In January 2006 the Alexandra Theatre changed management once again, to be managed by Live Nation, a company that specialised in concert promotion and large venue operations. It is now owned by the Ambassador Theatre Group, and after a minor refurbishment the group renamed the theatre the New Alexandra Theatre.

Westlife lead vocalist Shane Filan played at the theatre as a solo artist in 2017.

On 17 September 2018, the theatre was relaunched as The Alexandra following a £650,000 refurbishment and corporate re-brand to the venue which was unveiled in October 2018 for the opening of the Motown The Musical UK tour.

Following the closure of theatres due to the COVID-19 pandemic from March 2020, the theatre reopened in July 2021 in its 120th year with Strictly Come Dancing's Anton & Giovanni.

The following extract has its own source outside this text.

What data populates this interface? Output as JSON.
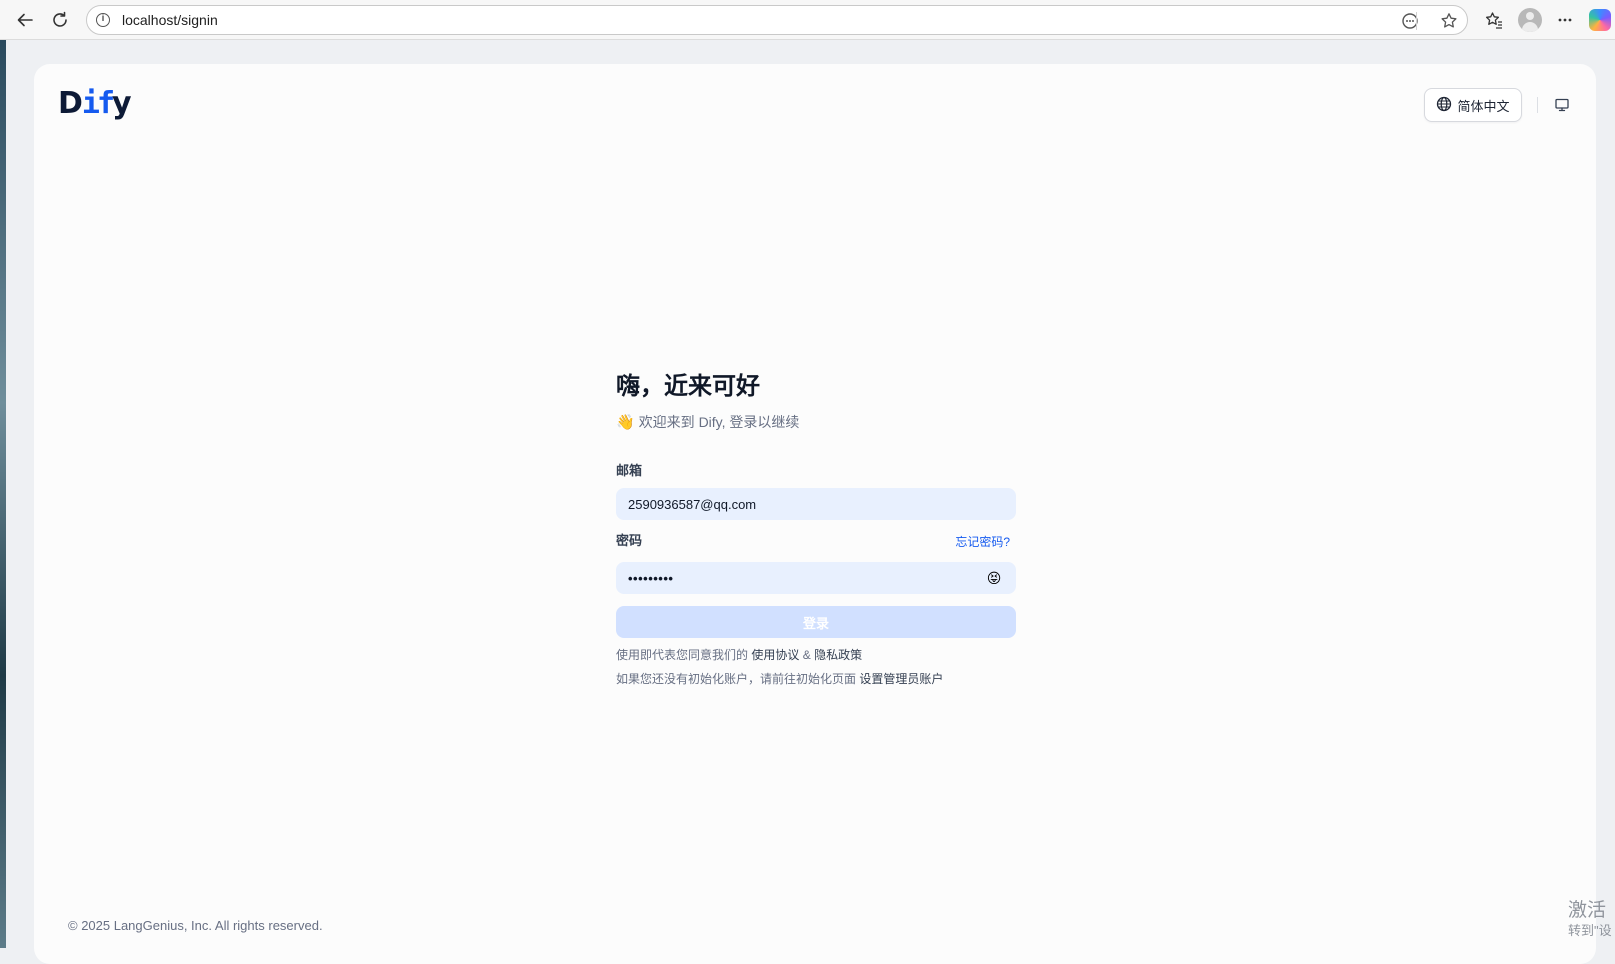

In November 2024, the theatre presented the world premiere of Here & Now, a jukebox musical based on the songs of the pop group Steps who made a special appearance at the gala night during the Finale Megamix.

===Notable events===
Neville Chamberlain delivered a speech at the theatre on 13 October 1918.

Dad's Army star Arthur Lowe collapsed because of a stroke in his dressing room in the theatre before a performance of Home at Seven, and later died in hospital on 15 April 1982 aged 66.